Brilliant talk, but I don’t believe a word of it.

 

You see, Kahneman didn’t only doubt himself. He doubted all knowledge, all theory. And in that environment, his doubt and disbelief wasn’t a matter of opinion. “The idea that everyone is entitled to his/her opinion,” Kahneman tells Lewis, “was a California thing—that’s not how we did things in Jerusalem.” This was science, and one of them had to be right. There was a lot of dialogue in Israeli between academics, civil society, and the security apparatus. Their work was being discussed and often implemented by a young state still very unsure of its own prospects for security and survival.

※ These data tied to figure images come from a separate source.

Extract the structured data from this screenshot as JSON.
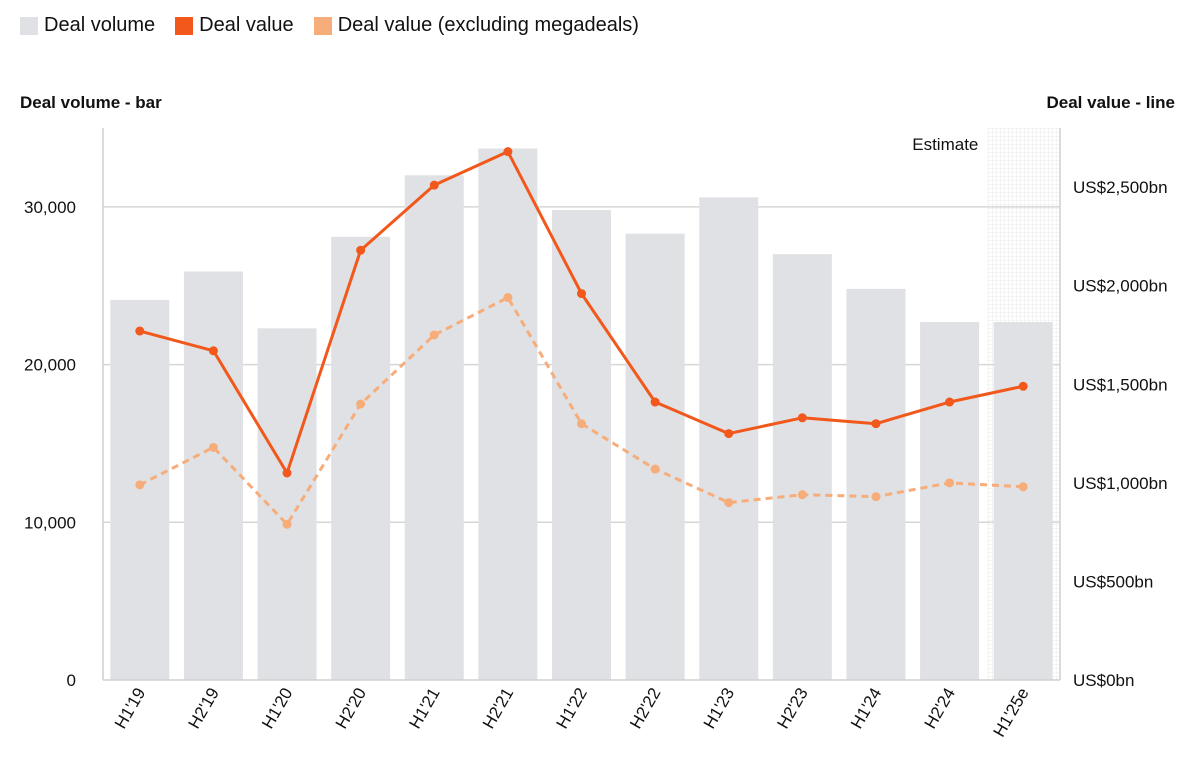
{
  "legend": [
    {
      "label": "Deal volume",
      "color": "#dfe1e4"
    },
    {
      "label": "Deal value",
      "color": "#f2581b"
    },
    {
      "label": "Deal value (excluding megadeals)",
      "color": "#f7ad7a"
    }
  ],
  "left_axis_title": "Deal volume - bar",
  "right_axis_title": "Deal value - line",
  "estimate_label": "Estimate",
  "chart_data": {
    "type": "bar",
    "categories": [
      "H1'19",
      "H2'19",
      "H1'20",
      "H2'20",
      "H1'21",
      "H2'21",
      "H1'22",
      "H2'22",
      "H1'23",
      "H2'23",
      "H1'24",
      "H2'24",
      "H1'25e"
    ],
    "series": [
      {
        "name": "Deal volume",
        "type": "bar",
        "axis": "left",
        "color": "#dfe1e4",
        "values": [
          24100,
          25900,
          22300,
          28100,
          32000,
          33700,
          29800,
          28300,
          30600,
          27000,
          24800,
          22700,
          22700
        ]
      },
      {
        "name": "Deal value",
        "type": "line",
        "axis": "right",
        "color": "#f2581b",
        "dashed": false,
        "values": [
          1770,
          1670,
          1050,
          2180,
          2510,
          2680,
          1960,
          1410,
          1250,
          1330,
          1300,
          1410,
          1490
        ]
      },
      {
        "name": "Deal value (excluding megadeals)",
        "type": "line",
        "axis": "right",
        "color": "#f7ad7a",
        "dashed": true,
        "values": [
          990,
          1180,
          790,
          1400,
          1750,
          1940,
          1300,
          1070,
          900,
          940,
          930,
          1000,
          980
        ]
      }
    ],
    "left_axis": {
      "title": "Deal volume - bar",
      "ylim": [
        0,
        35000
      ],
      "ticks": [
        0,
        10000,
        20000,
        30000
      ],
      "tick_labels": [
        "0",
        "10,000",
        "20,000",
        "30,000"
      ]
    },
    "right_axis": {
      "title": "Deal value - line",
      "ylim": [
        0,
        2800
      ],
      "ticks": [
        0,
        500,
        1000,
        1500,
        2000,
        2500
      ],
      "tick_labels": [
        "US$0bn",
        "US$500bn",
        "US$1,000bn",
        "US$1,500bn",
        "US$2,000bn",
        "US$2,500bn"
      ]
    },
    "estimate_category": "H1'25e",
    "grid": true,
    "legend_position": "top-left"
  }
}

I got the feeling from reading Lewis’s account that Kahneman’s disbelief in the seminar was a challenge that sparked an intellectual crisis in Tversky. And that doubt led him back to Kahneman full of questions, sparking conversations that would turn into a deep collaboration. Soon, they’d be practically inseparable, spending their days in a meeting and melding of minds behind closed doors from which heated arguments and lots of laughter—especially the laughter—emanated. Their minds seemed to work differently, and more efficiently, together. They questioned themselves, each other, and the very foundations of the academic discipline they were immersed in, and found ways to test their ideas on their colleagues. In the process, it is as if they discovered just how wrong they all were about everything, and found it almost unbearably hysterical. Lewis even writes that they “half-thought” of their first paper “as a joke played on the academic world.”

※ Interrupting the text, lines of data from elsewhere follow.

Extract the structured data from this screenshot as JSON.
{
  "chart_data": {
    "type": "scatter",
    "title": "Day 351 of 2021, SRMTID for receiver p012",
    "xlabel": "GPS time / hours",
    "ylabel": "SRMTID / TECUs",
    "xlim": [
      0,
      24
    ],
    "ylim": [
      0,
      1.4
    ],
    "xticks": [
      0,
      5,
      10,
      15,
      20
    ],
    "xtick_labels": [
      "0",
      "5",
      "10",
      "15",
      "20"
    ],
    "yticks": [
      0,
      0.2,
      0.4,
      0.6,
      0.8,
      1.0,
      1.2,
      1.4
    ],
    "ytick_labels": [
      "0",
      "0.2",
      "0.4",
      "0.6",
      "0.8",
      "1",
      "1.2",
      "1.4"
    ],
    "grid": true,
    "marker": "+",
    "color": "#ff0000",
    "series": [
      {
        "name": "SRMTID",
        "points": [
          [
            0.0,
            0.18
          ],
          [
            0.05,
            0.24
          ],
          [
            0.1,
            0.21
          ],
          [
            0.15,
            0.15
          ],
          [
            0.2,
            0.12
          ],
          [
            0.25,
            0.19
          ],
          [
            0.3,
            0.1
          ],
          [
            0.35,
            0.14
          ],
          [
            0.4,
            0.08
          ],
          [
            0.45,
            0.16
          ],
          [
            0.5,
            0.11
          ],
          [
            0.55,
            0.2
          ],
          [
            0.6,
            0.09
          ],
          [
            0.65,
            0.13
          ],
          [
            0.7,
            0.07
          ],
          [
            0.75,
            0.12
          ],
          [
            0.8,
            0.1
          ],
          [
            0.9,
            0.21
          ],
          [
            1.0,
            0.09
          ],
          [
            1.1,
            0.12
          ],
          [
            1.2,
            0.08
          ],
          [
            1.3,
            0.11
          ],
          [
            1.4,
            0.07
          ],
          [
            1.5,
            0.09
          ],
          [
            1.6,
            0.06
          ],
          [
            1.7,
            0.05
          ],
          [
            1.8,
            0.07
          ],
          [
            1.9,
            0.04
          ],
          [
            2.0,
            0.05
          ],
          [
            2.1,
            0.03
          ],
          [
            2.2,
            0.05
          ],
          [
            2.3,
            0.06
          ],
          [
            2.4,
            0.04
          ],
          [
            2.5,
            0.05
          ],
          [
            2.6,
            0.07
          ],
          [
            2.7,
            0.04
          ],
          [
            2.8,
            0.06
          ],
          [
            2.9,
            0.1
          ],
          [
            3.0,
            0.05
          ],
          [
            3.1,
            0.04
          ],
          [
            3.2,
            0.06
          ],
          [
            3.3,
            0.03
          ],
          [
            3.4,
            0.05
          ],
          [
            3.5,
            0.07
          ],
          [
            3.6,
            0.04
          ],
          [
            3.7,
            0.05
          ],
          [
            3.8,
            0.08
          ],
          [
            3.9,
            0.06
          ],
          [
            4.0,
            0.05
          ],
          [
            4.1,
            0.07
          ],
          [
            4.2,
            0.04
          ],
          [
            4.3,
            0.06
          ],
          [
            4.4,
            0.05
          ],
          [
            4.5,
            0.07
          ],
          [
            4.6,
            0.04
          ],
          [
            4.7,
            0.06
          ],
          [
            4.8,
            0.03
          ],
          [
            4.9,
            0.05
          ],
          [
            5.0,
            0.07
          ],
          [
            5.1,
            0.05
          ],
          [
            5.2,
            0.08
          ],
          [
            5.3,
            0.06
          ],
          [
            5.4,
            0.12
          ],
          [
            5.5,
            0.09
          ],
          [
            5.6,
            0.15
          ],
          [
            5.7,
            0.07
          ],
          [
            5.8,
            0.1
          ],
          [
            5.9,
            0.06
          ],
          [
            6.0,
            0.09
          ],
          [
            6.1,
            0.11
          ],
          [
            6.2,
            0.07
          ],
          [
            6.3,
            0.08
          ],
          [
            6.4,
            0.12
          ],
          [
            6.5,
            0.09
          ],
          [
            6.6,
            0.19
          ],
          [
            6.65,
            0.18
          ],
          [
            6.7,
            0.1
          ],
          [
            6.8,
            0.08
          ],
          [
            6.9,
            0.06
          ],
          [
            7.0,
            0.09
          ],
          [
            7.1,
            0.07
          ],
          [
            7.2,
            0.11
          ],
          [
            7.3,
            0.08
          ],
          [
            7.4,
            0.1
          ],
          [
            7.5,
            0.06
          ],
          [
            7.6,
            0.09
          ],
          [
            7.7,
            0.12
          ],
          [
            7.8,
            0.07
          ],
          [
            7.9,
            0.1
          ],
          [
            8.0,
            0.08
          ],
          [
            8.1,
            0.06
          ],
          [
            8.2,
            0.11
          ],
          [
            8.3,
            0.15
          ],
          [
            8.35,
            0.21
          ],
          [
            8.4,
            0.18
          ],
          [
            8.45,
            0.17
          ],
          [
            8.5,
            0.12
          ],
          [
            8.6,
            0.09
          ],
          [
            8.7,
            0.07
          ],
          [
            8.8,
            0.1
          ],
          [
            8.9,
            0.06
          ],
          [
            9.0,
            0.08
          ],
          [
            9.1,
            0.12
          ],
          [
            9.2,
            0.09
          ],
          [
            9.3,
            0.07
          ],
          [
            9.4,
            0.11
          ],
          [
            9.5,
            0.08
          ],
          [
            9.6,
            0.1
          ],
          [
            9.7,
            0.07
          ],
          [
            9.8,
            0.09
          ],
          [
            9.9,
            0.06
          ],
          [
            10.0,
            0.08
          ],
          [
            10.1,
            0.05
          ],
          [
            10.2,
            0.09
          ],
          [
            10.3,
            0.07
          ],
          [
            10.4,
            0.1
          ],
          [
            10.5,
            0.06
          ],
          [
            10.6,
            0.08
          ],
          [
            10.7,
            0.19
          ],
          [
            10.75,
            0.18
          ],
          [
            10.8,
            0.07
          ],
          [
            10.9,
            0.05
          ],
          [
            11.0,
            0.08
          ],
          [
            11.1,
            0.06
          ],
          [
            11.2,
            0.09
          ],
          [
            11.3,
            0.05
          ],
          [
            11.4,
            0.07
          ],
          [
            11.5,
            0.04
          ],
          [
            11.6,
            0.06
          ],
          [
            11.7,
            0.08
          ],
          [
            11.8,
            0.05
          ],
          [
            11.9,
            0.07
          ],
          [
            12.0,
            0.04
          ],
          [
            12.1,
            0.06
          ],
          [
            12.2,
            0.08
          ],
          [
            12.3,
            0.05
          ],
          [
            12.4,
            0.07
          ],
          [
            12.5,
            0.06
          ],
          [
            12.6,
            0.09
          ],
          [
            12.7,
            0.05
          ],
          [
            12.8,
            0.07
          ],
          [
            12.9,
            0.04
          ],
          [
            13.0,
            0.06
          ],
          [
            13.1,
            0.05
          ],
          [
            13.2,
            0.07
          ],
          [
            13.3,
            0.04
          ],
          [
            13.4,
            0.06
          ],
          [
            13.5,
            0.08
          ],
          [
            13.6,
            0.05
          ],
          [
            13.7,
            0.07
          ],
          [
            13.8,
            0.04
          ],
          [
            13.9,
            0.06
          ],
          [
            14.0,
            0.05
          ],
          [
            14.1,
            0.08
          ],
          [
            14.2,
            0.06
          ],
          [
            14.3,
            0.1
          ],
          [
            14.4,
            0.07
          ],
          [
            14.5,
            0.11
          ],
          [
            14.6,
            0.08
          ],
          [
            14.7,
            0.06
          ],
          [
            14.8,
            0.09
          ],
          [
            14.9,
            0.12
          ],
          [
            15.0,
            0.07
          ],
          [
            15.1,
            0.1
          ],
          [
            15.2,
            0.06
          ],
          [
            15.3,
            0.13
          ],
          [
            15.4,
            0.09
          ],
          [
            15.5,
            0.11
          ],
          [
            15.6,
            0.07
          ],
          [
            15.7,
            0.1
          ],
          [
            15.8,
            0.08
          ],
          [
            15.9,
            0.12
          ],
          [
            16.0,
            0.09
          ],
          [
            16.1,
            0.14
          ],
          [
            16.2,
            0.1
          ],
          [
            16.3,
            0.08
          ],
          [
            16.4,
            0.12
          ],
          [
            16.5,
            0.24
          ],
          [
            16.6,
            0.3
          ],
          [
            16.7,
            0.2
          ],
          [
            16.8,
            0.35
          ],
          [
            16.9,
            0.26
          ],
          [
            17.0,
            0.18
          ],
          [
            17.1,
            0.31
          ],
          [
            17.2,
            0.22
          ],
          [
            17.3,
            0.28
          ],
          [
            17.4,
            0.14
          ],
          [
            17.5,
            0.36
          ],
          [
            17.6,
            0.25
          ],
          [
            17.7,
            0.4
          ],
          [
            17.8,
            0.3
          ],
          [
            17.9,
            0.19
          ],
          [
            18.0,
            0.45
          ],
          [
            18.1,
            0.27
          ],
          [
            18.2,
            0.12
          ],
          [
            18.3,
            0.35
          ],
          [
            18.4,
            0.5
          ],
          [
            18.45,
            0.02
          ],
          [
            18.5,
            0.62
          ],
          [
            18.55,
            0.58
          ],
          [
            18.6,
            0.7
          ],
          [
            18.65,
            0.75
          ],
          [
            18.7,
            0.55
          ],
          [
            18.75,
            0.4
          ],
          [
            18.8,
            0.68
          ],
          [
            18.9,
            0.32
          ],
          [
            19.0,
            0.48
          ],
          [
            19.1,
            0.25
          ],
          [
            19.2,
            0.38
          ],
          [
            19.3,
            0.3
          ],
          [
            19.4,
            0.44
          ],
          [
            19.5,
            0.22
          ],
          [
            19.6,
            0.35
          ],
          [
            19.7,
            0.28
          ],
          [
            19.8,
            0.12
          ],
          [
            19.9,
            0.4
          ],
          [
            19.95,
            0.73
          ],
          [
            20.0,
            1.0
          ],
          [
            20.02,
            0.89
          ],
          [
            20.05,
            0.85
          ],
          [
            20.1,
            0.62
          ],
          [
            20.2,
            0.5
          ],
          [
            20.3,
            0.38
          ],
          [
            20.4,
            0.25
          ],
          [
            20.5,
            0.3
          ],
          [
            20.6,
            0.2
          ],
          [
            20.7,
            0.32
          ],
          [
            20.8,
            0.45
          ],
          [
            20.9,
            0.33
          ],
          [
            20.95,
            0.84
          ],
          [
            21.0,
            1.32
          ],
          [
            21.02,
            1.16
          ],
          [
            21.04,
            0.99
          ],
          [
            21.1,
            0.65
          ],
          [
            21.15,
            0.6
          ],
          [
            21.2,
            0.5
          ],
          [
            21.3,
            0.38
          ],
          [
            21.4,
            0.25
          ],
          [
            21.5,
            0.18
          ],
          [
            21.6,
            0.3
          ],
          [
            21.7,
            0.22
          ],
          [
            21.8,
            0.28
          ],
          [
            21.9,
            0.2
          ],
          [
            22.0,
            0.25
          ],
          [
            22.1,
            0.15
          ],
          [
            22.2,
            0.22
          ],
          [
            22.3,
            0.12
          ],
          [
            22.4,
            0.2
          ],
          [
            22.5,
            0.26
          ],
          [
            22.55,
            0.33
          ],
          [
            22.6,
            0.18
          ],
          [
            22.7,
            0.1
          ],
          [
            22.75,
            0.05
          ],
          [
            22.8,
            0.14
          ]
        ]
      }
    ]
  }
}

Their intellectual love affair lasted over a decade before they broke up. Without it, we wouldn’t know the significance (or lack thereof) of small sample size. We wouldn’t understand the insidious power of hindsight bias, and how it can convince us that we’re more intelligent and intuitive about events than we really are. We wouldn’t be able to consider our own cognitive biases and adjust for them. We wouldn’t have the word heuristics, or know what a foundational role they play in every decision we make. We would not have the insight that we attempt to minimize potential regret, rather than maximize potential utility, when making decisions and what a deleterious affect that may have on our lives and organizations.

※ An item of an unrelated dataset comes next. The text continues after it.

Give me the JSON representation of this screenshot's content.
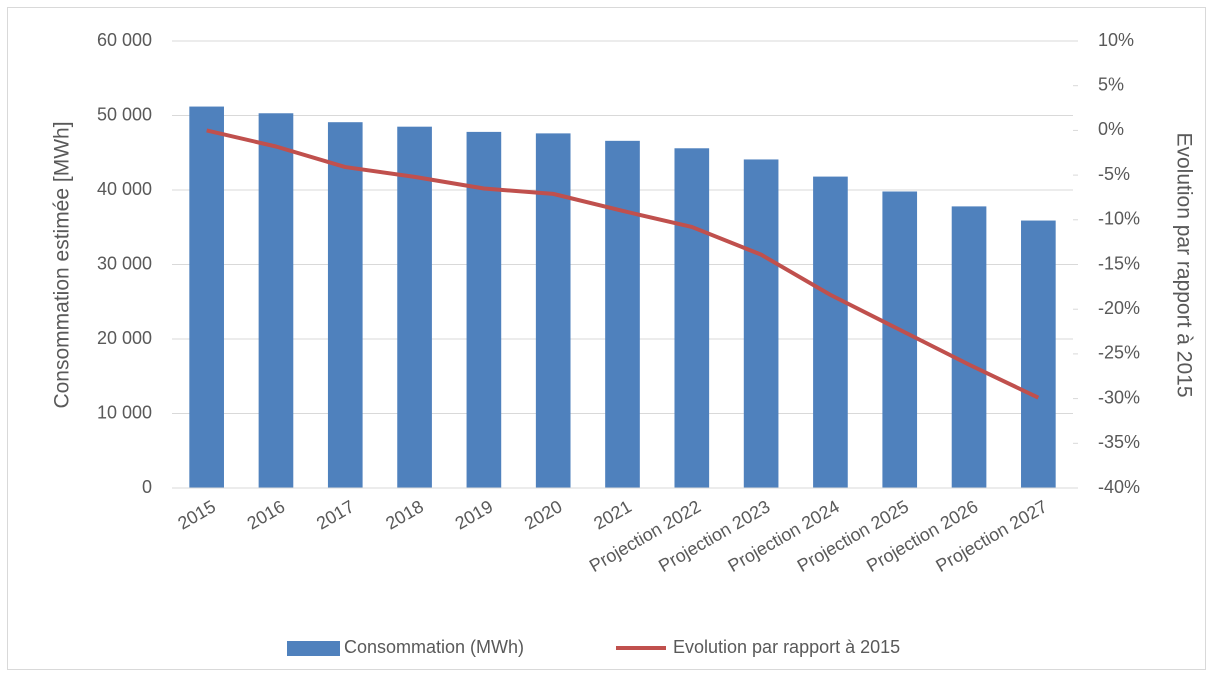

Daniel Kahneman longed to do what he called “the psychology of single questions.” Together, he and Tversky tested and answered so many of those that a field emerged. They didn’t change the nature of how we think. That may not be possible. What they did was change how we think about how we think, exposing the flaws and inherent, predictable irrationality of it. Their insights have changed the way we make decisions everywhere from the baseball field to the battlefield.

It was a working relationship and loving friendship that was formed as a nation formed. It was work that had the weight of their nation’s existence on it at the beginning. It brought Danny out of the academy and into the real world, and took Tversky in the other direction. It seems almost predestined that Michael Lewis would end up writing this story, but that would suggest that we live in a deterministic world, a notion that would be rejected by them all.

Lewis’s writing is like a soft blanket that pulls you into sleep even when you don’t think you’re tired. Couched in his prose and storytelling ability, and in the desire to get to know the characters he’s introduced us to, he teases our intellectual curiosity and pulls us effortlessly into topics we might not think we’re interested in, leaving us with an education about two intellectual giants of the 21st century, and about ourselves.

The Undoing Project is an explanation of Kahneman and Tversky's incredible work, and of its importance, wrapped in an intense intellectual love story. It boggles the brain, and breaks the heart, and strengthens both muscles in the process.